Further, the certified records from our own Court of Common Pleas for Laboy's 2001 DUI offense stated that Laboy had been convicted of and sentenced for a second-offense DUI, which was based on the earlier Maryland conviction.[25] Under the DUI statute, Laboy was not permitted to challenge the validity of that earlier conviction in these proceedings.[26] There was thus more than sufficient evidence in the record to support the State's argument that the Maryland offense was sufficiently " similar" to a Delaware DUI for purposes of the DUI statute, and thus Laboy should have been treated as a third-time offender.[27]

Page 567

Based on that record, the Superior Court erred in faulting the State for not presenting the text of the Maryland statute. The State had no reason to expect to have to prove the similarity of the Maryland statute by bringing in a copy, given Laboy's own acknowledgement that he had committed two previous DUI offenses, Laboy's certified record from Maryland that the State introduced in its motion to sentence him as a third-time offender, and his conviction as a second-time offender in the Delaware Court of Common Pleas. His previous offense in Maryland was plainly similar to a Delaware DUI. Moreover, if the Superior Court had any doubts about the similarity of the relevant Maryland statute, it could have requested the parties to bring in a copy, or looked up the statute itself before or even during the sentencing hearing on its own computer in court.

Laboy nonetheless now argues that under Alleyne v. United States, the State was required to prove " beyond a reasonable doubt" that his previous Maryland conviction " substantially conformed" to Delaware law, and it failed to meet this burden because it did not present the text of the statute to the Superior Court. His argument misreads the DUI statute and this Court's precedent interpreting it. In Stewart v. State, this Court held that " [a] plain reading of section 4177B(e)(1)a reflects that a sentencing court in Delaware [i]s only required to determine that [the defendant] had been convicted in [another state] pursuant to a statute that was 'similar' to Delaware's." [28] The Stewart Court rejected the defendant's argument that the provisions of the habitual offender statute--which require " substantial conformance" of another state's law to Delaware's--should apply to DUIs, based on the plain language of the DUI statute.[29]

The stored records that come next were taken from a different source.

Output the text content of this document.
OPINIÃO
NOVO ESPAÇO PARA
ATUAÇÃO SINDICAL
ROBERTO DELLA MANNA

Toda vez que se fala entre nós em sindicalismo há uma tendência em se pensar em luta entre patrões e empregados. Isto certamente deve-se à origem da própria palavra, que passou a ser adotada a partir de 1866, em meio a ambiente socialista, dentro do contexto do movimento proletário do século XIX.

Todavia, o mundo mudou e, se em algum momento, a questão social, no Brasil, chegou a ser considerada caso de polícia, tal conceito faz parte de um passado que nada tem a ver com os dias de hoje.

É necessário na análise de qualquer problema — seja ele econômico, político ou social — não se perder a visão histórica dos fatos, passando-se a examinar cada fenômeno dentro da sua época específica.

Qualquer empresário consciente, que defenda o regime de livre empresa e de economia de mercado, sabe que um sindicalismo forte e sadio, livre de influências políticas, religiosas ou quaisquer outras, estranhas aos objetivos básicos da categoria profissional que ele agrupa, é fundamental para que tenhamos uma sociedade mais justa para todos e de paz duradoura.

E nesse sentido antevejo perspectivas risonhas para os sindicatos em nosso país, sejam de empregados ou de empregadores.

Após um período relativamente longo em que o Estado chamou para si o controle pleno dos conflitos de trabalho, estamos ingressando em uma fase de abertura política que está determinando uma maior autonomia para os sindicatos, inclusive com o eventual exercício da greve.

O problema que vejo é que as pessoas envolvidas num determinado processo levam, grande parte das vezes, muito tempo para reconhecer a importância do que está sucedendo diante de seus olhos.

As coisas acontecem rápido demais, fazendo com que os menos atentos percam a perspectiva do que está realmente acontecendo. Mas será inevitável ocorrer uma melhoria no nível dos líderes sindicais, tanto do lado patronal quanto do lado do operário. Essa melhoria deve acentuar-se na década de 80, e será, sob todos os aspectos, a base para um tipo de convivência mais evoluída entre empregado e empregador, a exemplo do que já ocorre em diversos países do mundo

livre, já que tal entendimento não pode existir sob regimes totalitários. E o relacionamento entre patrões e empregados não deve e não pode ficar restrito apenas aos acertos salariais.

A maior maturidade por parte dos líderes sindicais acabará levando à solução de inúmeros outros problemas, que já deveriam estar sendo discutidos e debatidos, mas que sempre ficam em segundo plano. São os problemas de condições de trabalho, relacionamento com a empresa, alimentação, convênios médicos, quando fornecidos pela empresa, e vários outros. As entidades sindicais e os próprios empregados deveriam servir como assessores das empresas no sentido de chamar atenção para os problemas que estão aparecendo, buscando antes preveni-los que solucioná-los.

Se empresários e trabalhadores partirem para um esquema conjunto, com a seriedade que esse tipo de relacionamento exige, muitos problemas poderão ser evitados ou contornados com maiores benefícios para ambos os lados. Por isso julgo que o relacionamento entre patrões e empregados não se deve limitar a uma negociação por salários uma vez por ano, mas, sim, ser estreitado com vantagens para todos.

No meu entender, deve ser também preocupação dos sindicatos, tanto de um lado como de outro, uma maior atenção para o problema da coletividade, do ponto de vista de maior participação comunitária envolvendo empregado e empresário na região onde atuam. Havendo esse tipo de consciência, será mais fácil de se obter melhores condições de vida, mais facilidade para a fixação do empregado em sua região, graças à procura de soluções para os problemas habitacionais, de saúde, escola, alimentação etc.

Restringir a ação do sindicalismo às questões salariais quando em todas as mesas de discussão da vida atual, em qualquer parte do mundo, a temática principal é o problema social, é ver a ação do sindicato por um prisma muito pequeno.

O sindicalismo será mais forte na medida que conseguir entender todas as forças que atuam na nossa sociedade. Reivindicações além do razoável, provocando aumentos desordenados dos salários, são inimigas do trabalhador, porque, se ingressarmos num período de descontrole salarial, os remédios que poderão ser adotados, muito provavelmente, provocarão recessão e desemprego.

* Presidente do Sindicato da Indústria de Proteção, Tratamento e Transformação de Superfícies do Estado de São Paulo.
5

The U.S. Supreme Court's decision in Alleyne v. United States does not alter that result.[30] In Apprendi v. New Jersey, the U.S. Supreme Court held that mandatory maximum penalties are elements of the crime which the State must prove beyond a reasonable doubt.[31] Alleyne merely extended the Court's rationale in Apprendi to mandatory minimum penalties.[32] But the holding in Apprendi specifically exempted a " prior conviction" as an element that " must be submitted to a jury and proved beyond a reasonable doubt." [33] The Court's analysis in Alleyne cited the holding in Apprendi with approval, and did not reconsider the exception created for " prior convictions." [34] We thus have no reason to reconsider this Court's holding in Talley v. State, in which we rejected a similar argument by a defendant convicted as a fourth-time DUI offender: " [h]ere, because the increase in Talley's sentence was occasioned solely by his prior convictions, Apprendi is inapplicable." [35] Likewise,

Page 568

Alleyne is inapplicable to this case, where Laboy is subject to enhanced penalties solely because of his two previous DUI convictions. The State thus did not need to prove beyond a reasonable doubt that Laboy had previously been convicted of two DUIs; it only needed to establish that he had twice been convicted, pled guilty, or participated in a DUI course or rehabilitation under § 4177 or " a similar statute of any state." [36] Laboy's certified court records from Maryland and Delaware were sufficient to meet this burden.

We therefore reverse and remand so that the Superior Court can sentence Laboy as a third-time offender in accordance with 21 Del. C. § 4177(d)(3).[37]